Korruptionsskandal erschüttert die Türkei 

Der Korruptionsskandal in der Türkei hat die Regierung in eine ihrer bislang schwersten Krisen gestürzt und Ministerpräsident Recep Tayyip Erdogan zu einer großen Umbildung seines Kabinetts gezwungen.

Korruptionsskandal erschüttert die Türkei 
Sedat Suna Korruptionsskandal erschüttert die Türkei 

Die Minister für Wirtschaft, Inneres und Umwelt traten wegen Korruptionsermittlungen gegen ihre Söhne zurück, der EU-Minister wurde entlassen. Erdogan wechselte insgesamt zehn seiner 26 Minister aus, wie die Nachrichtenagentur Anadolu am Mittwochabend meldete.

Nach seinem Rücktritt forderte Umweltminister Erdogan Bayraktar den Regierungschef auf, sein Amt ebenfalls niederzulegen. Erdogan zeigte keinerlei Bereitschaft dazu. Er sprach auch nach den Rücktritten von einer «Verschwörung» gegen seine Regierung und seine Partei AKP.

Die Opposition forderte den Rücktritt der gesamten Regierung. Am Donnerstag wollte unter der Leitung von Präsident Abdullah Gül der Nationale Sicherheitsrat zusammenkommen.

Der Korruptionsskandal erschüttert die Türkei seit mehr als einer Woche und zieht immer weitere Kreise. Bei den Ermittlungen geht es unter anderem darum, ob gegen Zahlung von Schmiergeld Sanktionen gegen den Iran unterlaufen und illegale Baugenehmigungen erteilt wurden. Erdogan hat die Ermittlungen als «dreckige Operation» gegen seine Regierung mit Hintermännern im In- und Ausland bezeichnet. Türkische Zeitungen berichteten am Donnerstag von neuen Korruptionsermittlungen in Istanbul und Ankara.

Bei der Kabinettsumbildung verlor auch der bisherige EU-Minister Egemen Bagis seinen Posten. Er war der einzige von vier unter Korruptionsverdacht stehenden Ministern, der nicht selber zurückgetreten war. Bagis hatte bei den Gezi-Protesten im Sommer mit Kritik an Bundeskanzlerin Angela Merkel die deutsch-türkischen Beziehungen belastet.

Umweltminister Bayraktar sagte im Sender ntv, er sei zum Rücktritt gedrängt worden. Er könne alle von den Ermittlern gegen ihn erhobenen Vorwürfe erklären und habe ohnehin meist auf Anweisung des Ministerpräsidenten gehandelt.
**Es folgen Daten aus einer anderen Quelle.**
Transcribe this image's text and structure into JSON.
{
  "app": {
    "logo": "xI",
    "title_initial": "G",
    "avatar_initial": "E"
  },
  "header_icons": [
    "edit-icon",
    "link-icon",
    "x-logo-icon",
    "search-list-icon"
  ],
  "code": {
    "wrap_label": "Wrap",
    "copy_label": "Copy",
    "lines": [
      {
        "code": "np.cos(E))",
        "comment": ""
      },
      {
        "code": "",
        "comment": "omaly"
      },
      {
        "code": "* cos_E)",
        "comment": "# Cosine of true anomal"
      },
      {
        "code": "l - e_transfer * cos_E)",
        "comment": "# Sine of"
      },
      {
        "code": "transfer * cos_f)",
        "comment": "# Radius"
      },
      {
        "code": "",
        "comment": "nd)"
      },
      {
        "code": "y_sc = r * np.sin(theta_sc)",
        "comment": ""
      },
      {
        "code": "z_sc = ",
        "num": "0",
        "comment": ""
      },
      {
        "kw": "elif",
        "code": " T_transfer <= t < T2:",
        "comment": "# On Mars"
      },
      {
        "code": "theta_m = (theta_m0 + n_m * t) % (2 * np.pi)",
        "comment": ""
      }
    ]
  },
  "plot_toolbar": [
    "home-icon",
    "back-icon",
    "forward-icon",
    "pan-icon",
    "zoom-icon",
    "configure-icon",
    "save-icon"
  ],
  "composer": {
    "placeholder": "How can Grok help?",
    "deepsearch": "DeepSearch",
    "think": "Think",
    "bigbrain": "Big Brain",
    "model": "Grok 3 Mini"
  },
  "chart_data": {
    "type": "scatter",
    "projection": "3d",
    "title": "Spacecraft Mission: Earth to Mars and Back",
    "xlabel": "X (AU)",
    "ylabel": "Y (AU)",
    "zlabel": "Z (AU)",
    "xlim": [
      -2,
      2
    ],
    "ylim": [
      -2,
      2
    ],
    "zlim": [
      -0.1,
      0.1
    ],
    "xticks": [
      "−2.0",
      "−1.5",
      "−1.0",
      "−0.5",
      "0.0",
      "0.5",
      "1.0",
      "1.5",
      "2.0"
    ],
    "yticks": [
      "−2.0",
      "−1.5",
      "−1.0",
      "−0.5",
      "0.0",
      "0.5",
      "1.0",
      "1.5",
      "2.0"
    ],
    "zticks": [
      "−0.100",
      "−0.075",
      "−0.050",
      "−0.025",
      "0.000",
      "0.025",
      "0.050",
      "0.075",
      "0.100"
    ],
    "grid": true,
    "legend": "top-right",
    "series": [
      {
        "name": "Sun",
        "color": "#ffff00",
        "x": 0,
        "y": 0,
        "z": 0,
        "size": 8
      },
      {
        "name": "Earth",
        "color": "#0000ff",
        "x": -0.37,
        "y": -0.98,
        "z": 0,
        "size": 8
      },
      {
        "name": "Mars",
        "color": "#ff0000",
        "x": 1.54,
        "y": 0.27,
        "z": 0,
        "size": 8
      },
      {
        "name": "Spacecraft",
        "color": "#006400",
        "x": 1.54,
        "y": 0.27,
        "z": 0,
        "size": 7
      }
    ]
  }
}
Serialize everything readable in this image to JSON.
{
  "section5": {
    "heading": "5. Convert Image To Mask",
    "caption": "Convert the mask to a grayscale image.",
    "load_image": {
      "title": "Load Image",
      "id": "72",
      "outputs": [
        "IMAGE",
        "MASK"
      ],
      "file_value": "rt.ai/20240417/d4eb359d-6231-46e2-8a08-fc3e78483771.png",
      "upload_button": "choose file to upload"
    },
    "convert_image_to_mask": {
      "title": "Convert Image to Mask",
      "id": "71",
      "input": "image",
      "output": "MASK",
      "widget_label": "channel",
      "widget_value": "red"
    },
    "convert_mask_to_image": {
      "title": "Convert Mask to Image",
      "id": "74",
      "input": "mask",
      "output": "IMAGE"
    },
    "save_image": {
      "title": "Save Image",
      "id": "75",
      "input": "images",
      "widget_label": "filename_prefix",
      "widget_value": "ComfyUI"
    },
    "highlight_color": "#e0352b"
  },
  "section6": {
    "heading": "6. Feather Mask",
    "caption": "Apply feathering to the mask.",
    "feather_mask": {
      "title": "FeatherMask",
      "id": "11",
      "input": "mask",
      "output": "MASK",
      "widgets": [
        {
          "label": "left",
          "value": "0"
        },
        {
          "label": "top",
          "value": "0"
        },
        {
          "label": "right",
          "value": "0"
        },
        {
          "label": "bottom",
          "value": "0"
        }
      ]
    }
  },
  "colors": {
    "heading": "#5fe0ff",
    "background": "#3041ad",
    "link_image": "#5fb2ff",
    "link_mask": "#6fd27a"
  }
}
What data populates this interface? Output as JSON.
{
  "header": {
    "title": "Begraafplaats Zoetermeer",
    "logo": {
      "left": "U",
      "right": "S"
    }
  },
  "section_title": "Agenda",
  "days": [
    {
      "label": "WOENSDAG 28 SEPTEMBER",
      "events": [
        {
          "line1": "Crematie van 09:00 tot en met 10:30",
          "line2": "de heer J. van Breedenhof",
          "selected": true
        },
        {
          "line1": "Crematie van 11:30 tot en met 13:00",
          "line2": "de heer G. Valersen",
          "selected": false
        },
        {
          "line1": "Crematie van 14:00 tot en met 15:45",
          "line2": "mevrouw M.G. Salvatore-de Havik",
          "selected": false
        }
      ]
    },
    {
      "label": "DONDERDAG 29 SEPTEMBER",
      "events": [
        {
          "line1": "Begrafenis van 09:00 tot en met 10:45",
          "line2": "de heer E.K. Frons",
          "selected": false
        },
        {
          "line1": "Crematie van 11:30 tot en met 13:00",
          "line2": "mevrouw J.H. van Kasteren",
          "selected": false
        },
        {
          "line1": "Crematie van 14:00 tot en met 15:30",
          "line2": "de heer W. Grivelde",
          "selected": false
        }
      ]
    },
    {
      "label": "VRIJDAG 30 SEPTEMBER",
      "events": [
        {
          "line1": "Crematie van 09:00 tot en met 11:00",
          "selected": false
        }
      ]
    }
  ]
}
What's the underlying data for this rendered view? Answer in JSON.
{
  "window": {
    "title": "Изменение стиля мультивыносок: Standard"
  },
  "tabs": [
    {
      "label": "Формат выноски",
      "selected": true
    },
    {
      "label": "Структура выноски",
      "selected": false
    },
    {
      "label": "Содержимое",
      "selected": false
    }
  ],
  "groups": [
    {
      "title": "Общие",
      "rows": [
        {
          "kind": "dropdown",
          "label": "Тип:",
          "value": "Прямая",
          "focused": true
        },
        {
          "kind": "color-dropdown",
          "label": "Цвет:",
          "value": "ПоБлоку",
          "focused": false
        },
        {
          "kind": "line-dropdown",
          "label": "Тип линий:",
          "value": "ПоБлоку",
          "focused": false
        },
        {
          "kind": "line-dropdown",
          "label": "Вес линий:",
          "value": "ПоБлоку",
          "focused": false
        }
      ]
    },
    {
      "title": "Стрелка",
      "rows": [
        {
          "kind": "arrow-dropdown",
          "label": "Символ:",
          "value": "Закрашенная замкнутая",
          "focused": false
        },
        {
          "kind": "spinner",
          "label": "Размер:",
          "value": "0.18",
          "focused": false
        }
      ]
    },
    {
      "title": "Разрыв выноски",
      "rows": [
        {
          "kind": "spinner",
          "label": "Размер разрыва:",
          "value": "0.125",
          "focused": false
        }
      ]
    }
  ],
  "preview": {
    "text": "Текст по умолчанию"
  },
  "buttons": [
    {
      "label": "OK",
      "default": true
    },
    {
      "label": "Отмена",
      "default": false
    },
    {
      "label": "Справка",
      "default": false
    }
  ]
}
Wirtschaftsminister Zafer Caglayan teilte laut Anadolu mit, die Korruptionsermittlungen seien «ein dreckiges Komplott gegen unsere Regierung, unsere Partei und unser Land». Innenminister Muammer Güler sagte, er habe schriftlich seinen Rücktritt eingereicht. Der frühere Innenminister Naim Sahin erklärte seinen Austritt aus Erdogans AKP.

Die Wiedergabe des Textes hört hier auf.